Eurekster, We Have Found It

Friendster meets Yahoo! in a newly launched search engine, Eurekster, which returns paid and non-paid search results ranked according to their popularity among networks of friends and associates.

The service, which launched Wednesday, offers personalized search, which means different types of people will get different results. Overture will supply paid placement listings under “Sponsored Listings” headings.

The Eurekster equation combines two big online moneymakers. Online personals, dating and socializing sites are among the Net’s most lucrative paid content generators, racking up nearly $215 million during the first half of 2003 with expectations of reaching $642 million in 2008, according to Jupiter Research, a unit of this site’s corporate parent. Also, paid search was expected by Jupiter to reach $4.3 billion by 2008.

With Eurekster, users invite friends via e-mail to join their personal networks on the search engine, and the service learns from each search performed by network members. This enables it to deliver search results that are personalized based on all of the collective clicks and site visits. It also shares popular Web destinations with an extended community of users.

When users search on Eurekster, listings come from Yahoo!-owned AllTheWeb. Eurekster has no listings of its own, but works to refine results provided by others.

For this reason, CEO Grant Ryan hopes to forge partnerships with major search engines Yahoo!, Google and AOL.

“Our service can enhance their offerings. We see partnership as one of the major ways of building our business,” Ryan said.

The site will carry no advertising other than the paid search listings. Currently, the rankings of the sponsored links supplied by Overture are not affected by their popularity in the network, but this will probably change, Ryan said.

“That could make the paid listings even more valuable for advertisers. Because if people find the paid site more useful and they begin to use it, that could amplify the paid listings for that advertiser,” Ryan said.

In an increasingly competitive atmosphere in the search sector, any refinement or special angle can work to a company’s advantage. And personalized search is an important next step for increasing relevancy, according to Danny Sullivan of Search Engine Watch, which shares a corporate parent with this publication.

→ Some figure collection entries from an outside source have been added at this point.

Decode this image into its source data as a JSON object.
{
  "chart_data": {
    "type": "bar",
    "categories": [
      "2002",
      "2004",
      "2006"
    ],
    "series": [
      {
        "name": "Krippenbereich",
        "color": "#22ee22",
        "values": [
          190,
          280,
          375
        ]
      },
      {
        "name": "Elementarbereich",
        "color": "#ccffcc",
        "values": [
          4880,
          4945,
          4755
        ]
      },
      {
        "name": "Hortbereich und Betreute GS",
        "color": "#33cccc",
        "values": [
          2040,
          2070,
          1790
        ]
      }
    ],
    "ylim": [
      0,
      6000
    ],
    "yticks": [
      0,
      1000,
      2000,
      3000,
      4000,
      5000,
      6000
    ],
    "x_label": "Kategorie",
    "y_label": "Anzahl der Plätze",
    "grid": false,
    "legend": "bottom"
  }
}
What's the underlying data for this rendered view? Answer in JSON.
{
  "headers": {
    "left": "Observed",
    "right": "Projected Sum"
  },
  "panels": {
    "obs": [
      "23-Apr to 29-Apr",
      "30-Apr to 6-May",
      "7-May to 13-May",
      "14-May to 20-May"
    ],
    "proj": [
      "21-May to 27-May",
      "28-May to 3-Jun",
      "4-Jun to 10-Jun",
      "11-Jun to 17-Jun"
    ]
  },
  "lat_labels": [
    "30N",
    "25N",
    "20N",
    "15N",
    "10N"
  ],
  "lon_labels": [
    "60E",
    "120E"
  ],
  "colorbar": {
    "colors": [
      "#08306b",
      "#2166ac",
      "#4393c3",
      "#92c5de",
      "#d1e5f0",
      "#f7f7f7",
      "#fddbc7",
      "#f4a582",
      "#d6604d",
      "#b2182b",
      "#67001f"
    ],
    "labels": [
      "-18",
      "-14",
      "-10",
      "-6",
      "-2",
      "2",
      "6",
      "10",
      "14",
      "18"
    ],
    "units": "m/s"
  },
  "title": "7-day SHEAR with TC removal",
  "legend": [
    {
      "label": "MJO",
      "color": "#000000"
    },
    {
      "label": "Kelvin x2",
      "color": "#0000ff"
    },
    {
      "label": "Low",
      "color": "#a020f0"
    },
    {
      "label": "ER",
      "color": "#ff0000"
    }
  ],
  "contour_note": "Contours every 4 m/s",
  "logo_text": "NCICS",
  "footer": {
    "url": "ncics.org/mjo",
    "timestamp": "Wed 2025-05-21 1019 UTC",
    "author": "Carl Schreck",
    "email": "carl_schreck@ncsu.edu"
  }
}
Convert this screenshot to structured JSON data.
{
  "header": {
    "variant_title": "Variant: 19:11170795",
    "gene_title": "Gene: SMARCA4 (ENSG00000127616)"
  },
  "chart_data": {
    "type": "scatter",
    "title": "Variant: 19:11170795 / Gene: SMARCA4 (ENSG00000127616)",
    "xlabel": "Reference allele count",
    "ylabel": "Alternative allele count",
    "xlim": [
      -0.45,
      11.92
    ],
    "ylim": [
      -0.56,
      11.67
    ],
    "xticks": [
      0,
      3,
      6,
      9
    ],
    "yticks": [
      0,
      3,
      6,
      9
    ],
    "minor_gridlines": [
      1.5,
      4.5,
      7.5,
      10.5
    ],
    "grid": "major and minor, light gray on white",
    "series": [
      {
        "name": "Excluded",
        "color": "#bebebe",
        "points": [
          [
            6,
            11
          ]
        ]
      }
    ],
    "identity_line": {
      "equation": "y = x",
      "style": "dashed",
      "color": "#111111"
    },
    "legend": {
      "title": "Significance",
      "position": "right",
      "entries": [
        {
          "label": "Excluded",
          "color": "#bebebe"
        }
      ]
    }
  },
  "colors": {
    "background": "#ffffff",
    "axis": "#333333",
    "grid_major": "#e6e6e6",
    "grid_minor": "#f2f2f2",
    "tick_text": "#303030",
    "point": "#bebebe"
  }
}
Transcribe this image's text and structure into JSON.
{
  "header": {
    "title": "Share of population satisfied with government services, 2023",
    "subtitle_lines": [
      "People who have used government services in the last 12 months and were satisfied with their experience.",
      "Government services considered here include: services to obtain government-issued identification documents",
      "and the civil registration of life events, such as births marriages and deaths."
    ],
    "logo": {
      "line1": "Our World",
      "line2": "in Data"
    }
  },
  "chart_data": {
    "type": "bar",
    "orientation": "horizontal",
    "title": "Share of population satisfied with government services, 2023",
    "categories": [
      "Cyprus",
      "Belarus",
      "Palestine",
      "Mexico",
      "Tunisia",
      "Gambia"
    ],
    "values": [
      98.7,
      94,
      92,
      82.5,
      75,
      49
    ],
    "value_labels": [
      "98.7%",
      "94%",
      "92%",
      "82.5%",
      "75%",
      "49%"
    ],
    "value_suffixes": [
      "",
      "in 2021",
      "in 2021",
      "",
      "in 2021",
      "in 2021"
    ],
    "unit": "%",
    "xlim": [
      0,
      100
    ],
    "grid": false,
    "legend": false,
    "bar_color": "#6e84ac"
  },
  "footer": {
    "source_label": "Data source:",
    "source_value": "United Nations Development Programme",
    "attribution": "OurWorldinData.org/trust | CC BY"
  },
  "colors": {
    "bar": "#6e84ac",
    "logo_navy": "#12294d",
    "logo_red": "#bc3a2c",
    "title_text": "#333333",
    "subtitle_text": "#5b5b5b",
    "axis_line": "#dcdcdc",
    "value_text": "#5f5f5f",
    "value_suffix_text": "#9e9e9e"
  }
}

Major search engines Google, Yahoo! and AOL have all expressed an interest in personalization as a vital step forward, and Google owns at least two companies, Kaltix and Outride, involved with personalization.

“Eurekster’s strong point is that it is relevant to you and your friends. It promotes loyalty to a certain search engine. You make an investment, you invite your friends to visit,” said Charlene Li, principal analyst for Forrester Research.

“If one person says they find the site to be relevant, the numbers go up. This is another way to get your site to go up in the ranks besides buying keywords. That’s the viral aspect to it,” Li commented. “In the past the way to be higher on a search engine was to get other people to link to your site, but there are ways to get around that. This takes certain aspects of social networking and applies it to Web pages.

“Because of the viral aspect, it could be a valuable marketing tool,” Li said.

The drawbacks, according to Li, are that friends might have different searching patterns, and also that it might not be possible to get people to participate. “It’s hard to get people to sign up for something unless there’s a benefit,” Li pointed out.

“In general, people you choose as your friends or associates have some sort of similar view of the world,” Ryan said in response to Li’s first point.

With regard to her second point, Ryan said the company is actively looking to partner with established online social networks. Though he declined to say which networks, examples of well-established social sites include Yahoo! Personals, which has more than 18 percent of market share for dating sites, and Match.com, with a more than 12 percent market share.